Otara residents protest outside Mahitahi HQ

updated By Mare Haimona-Riki

A protest was held today outside the headquarters for addictions and recovery providers - 'Mahitahi Trust" in Manukau. Otara community members set up a picket line and chanted in opposition to the 41 unit housing complex on Franklyne Road.

Community leader, Tua Lefono says that they although they have concerns for the safety of their children, the community is more so disappointed with the lack of communication between Mahitahi and the Otara community. 

“The only communication that they had was mail drops when they started the building.... and that was it.

“If it wasn't for the local board advising them to see the community, they wouldn't have seen us.
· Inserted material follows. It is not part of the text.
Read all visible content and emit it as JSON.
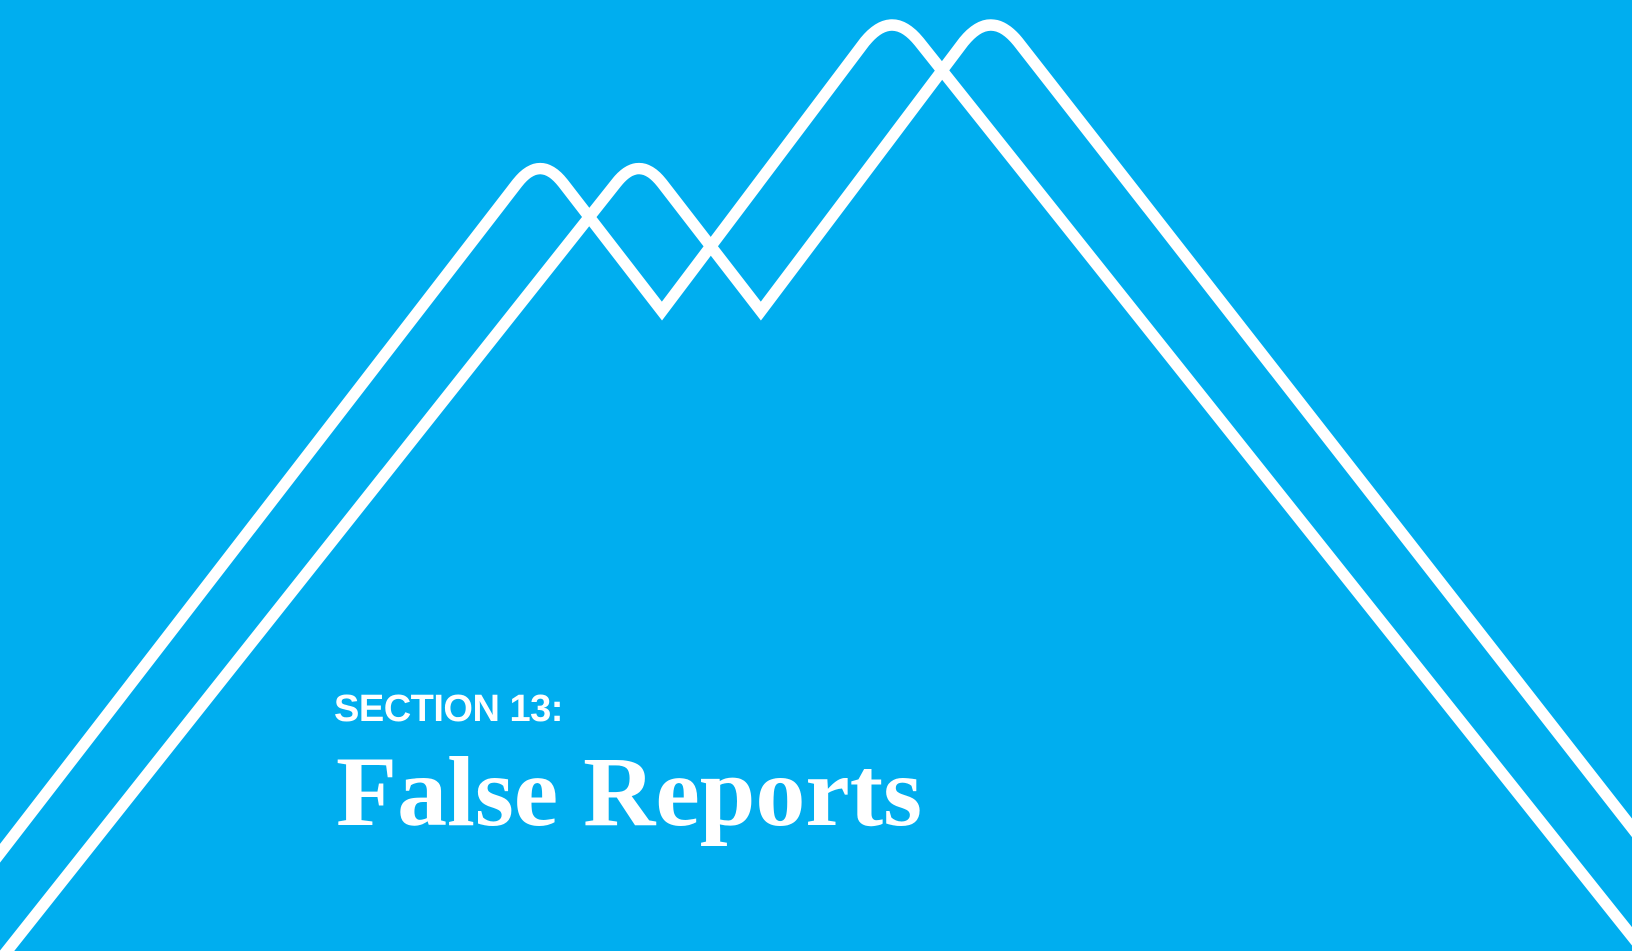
{
  "section_label": "SECTION 13:",
  "title": "False Reports"
}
“There’s Hillary College next to them, also the kōhanga Reo at the back, and there’s a couple of primary schools that surround that area.”
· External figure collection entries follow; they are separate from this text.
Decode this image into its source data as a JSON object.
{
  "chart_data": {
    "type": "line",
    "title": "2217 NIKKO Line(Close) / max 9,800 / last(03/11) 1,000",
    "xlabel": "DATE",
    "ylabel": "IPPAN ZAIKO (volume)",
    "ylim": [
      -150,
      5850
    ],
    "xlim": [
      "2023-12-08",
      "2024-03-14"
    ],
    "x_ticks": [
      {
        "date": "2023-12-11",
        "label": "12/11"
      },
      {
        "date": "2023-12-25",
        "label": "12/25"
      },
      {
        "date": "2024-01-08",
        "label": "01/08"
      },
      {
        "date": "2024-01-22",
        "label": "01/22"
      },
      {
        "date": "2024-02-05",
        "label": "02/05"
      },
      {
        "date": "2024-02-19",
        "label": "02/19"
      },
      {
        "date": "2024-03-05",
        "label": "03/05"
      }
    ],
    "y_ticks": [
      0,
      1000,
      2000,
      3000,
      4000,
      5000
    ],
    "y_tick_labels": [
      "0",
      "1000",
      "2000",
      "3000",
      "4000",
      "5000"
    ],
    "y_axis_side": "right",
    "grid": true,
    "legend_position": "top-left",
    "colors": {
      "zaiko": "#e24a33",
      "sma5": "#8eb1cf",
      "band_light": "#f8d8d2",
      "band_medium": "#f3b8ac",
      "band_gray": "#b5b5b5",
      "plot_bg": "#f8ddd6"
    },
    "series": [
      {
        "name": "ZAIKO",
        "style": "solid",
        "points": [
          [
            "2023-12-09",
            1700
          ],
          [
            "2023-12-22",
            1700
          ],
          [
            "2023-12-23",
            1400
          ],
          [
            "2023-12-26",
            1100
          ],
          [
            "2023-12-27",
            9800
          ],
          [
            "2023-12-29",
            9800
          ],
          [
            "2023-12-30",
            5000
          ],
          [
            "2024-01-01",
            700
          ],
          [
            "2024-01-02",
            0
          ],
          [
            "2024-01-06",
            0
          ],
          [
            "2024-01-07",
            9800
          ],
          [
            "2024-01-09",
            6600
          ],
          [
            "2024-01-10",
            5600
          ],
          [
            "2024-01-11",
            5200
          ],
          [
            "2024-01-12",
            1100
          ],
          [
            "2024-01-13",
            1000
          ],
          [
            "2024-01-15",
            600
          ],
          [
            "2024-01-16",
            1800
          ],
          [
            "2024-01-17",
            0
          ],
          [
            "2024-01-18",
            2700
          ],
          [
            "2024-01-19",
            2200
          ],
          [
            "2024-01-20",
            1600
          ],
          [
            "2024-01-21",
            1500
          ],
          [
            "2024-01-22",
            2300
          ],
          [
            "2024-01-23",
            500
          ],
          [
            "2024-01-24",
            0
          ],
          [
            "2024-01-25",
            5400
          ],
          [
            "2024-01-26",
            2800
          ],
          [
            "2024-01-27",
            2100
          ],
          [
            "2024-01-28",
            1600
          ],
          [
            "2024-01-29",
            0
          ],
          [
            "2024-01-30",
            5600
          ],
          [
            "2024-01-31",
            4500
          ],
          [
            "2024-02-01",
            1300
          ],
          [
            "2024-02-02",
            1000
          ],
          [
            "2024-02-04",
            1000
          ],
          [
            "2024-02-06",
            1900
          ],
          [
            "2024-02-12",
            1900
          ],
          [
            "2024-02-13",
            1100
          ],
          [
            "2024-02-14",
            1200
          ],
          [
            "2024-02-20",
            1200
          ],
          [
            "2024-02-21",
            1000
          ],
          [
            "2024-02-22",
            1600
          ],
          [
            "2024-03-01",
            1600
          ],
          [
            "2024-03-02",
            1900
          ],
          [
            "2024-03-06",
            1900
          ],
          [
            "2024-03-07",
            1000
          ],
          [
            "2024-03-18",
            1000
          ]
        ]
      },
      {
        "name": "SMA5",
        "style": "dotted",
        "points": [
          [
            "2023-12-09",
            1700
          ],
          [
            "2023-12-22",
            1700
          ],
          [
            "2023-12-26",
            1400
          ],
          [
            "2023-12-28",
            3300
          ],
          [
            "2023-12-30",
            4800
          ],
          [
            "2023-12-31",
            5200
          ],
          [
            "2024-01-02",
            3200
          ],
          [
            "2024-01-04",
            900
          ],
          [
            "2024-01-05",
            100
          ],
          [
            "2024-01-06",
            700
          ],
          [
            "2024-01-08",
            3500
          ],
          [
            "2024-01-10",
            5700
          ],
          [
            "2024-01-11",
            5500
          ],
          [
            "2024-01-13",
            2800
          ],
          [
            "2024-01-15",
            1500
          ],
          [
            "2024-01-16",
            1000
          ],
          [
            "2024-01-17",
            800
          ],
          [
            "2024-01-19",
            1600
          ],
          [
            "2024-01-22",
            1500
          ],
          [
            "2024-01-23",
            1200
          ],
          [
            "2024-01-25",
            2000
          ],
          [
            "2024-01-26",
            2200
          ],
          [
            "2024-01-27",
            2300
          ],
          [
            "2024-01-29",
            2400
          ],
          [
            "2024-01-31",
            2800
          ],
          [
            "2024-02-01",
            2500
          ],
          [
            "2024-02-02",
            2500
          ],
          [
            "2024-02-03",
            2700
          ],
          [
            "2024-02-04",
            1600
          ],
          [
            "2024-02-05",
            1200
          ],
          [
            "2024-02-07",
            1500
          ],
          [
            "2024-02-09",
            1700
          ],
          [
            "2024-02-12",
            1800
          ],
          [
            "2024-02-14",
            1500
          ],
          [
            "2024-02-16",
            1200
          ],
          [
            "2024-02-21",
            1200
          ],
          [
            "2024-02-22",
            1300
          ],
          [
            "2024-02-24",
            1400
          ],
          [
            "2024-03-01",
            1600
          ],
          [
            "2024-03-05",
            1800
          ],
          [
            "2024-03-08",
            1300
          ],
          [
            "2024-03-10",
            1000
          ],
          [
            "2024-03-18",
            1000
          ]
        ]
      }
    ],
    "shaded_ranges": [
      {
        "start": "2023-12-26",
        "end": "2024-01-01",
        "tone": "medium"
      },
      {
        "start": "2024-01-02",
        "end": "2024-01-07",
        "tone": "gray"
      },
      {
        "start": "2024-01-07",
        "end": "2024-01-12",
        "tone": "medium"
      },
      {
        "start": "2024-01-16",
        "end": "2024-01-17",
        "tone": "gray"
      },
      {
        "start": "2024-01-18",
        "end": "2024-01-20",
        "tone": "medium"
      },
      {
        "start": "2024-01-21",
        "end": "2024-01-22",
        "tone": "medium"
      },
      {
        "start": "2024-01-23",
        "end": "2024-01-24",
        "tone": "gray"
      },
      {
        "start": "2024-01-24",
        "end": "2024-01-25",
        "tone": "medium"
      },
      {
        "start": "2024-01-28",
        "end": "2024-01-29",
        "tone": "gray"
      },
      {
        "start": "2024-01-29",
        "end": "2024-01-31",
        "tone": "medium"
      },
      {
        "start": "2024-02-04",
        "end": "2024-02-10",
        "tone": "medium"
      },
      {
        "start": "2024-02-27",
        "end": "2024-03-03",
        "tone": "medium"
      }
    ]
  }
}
More than 20 Otara community members protested outside Mahitahi headquarters this morning in Manukau. Source / File

Otara Kaumatua Jeff Haimona-Tukua says:

“Here we are this morning in front of Mahitahi. It’s a Māori place. Despite being Māori, it acts like a Pākeha entity, working with the council without public knowledge to build a health and wellness facility for the mentally ill, near Sir Edmund Hillary Collegiate.”

A hui was held at Ngāti Otara marae last month, but Otara residents left the hui feeling frustrated at the lack of disclosure.
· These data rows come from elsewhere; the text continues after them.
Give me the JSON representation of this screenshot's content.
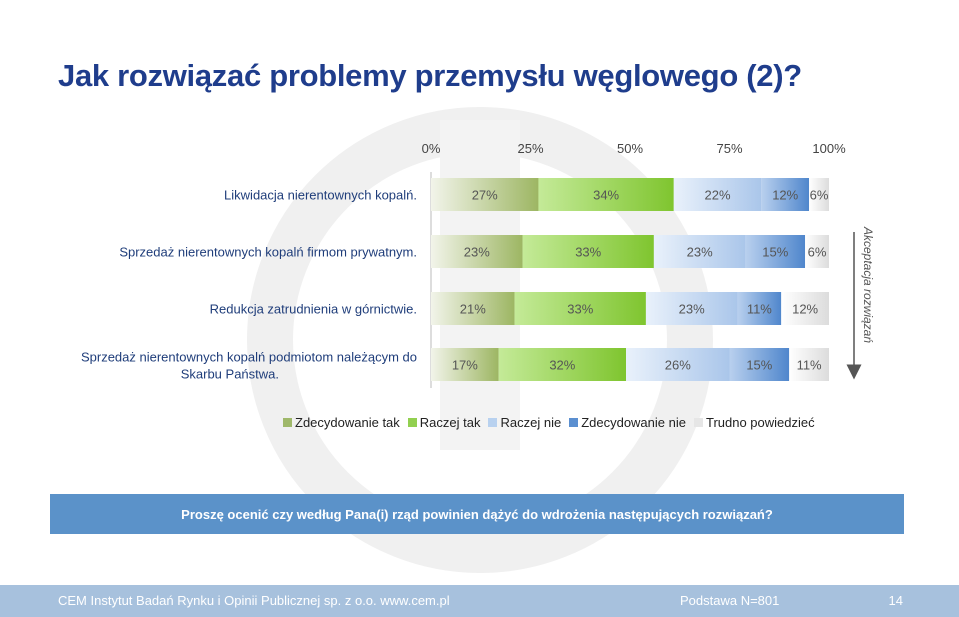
{
  "page": {
    "title": "Jak rozwiązać problemy przemysłu węglowego (2)?",
    "question": "Proszę ocenić czy według Pana(i) rząd powinien dążyć do wdrożenia następujących rozwiązań?"
  },
  "footer": {
    "company": "CEM Instytut Badań Rynku i Opinii Publicznej sp. z o.o. www.cem.pl",
    "base": "Podstawa N=801",
    "page_number": "14"
  },
  "colors": {
    "title": "#1f3d8c",
    "question_bar": "#5b92c9",
    "footer": "#a7c1dd",
    "series": [
      "#9fb86a",
      "#92d050",
      "#b8d1ef",
      "#5b8fd0",
      "#e6e6e6"
    ]
  },
  "chart_data": {
    "type": "bar",
    "orientation": "horizontal",
    "stacked": true,
    "xlim": [
      0,
      100
    ],
    "x_ticks": [
      "0%",
      "25%",
      "50%",
      "75%",
      "100%"
    ],
    "categories": [
      "Likwidacja nierentownych kopalń.",
      "Sprzedaż nierentownych kopalń firmom prywatnym.",
      "Redukcja zatrudnienia w górnictwie.",
      "Sprzedaż nierentownych kopalń podmiotom należącym do Skarbu Państwa."
    ],
    "series": [
      {
        "name": "Zdecydowanie tak",
        "values": [
          27,
          23,
          21,
          17
        ]
      },
      {
        "name": "Raczej tak",
        "values": [
          34,
          33,
          33,
          32
        ]
      },
      {
        "name": "Raczej nie",
        "values": [
          22,
          23,
          23,
          26
        ]
      },
      {
        "name": "Zdecydowanie nie",
        "values": [
          12,
          15,
          11,
          15
        ]
      },
      {
        "name": "Trudno powiedzieć",
        "values": [
          6,
          6,
          12,
          11
        ]
      }
    ],
    "data_label_suffix": "%",
    "side_annotation": "Akceptacja rozwiązań",
    "legend_position": "bottom"
  }
}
Lefono continued to express some of the community concerns:

“We just concerns on what type of people they are gonna house, its 41 self contained rooms, they mentioned whānau but to what content?

“Like we’re aware that its social and mental clients, but to what capacity, what level?”

The construction for the 41 apartment papakāinga is currently under construction on Franklyne Rd, Otara. Source / File

Mahitahi Kainga Trust declined numerous invitations to speak on camera but sent a written statement to Te Ao Māori News dated 29 November. Excerpts from that statement are below.

“These houses are not for ex-prisoners, nor are they for sex offenders, or people who are short stayers.

“We will do our best to evaluate each applicant to ensure these homes are free of violence.

“To us here at Mahitahi Trust, we are confident the residents of these homes will not cause any problems to the families and children. "

When asked about the gazebo setup, Lefono responded, “I think it's patronizing, you know, I drove past here and I saw it but, it's quite offensive and insulting.”

Lefono is adamant that the community does not want the papakāinga to built anymore.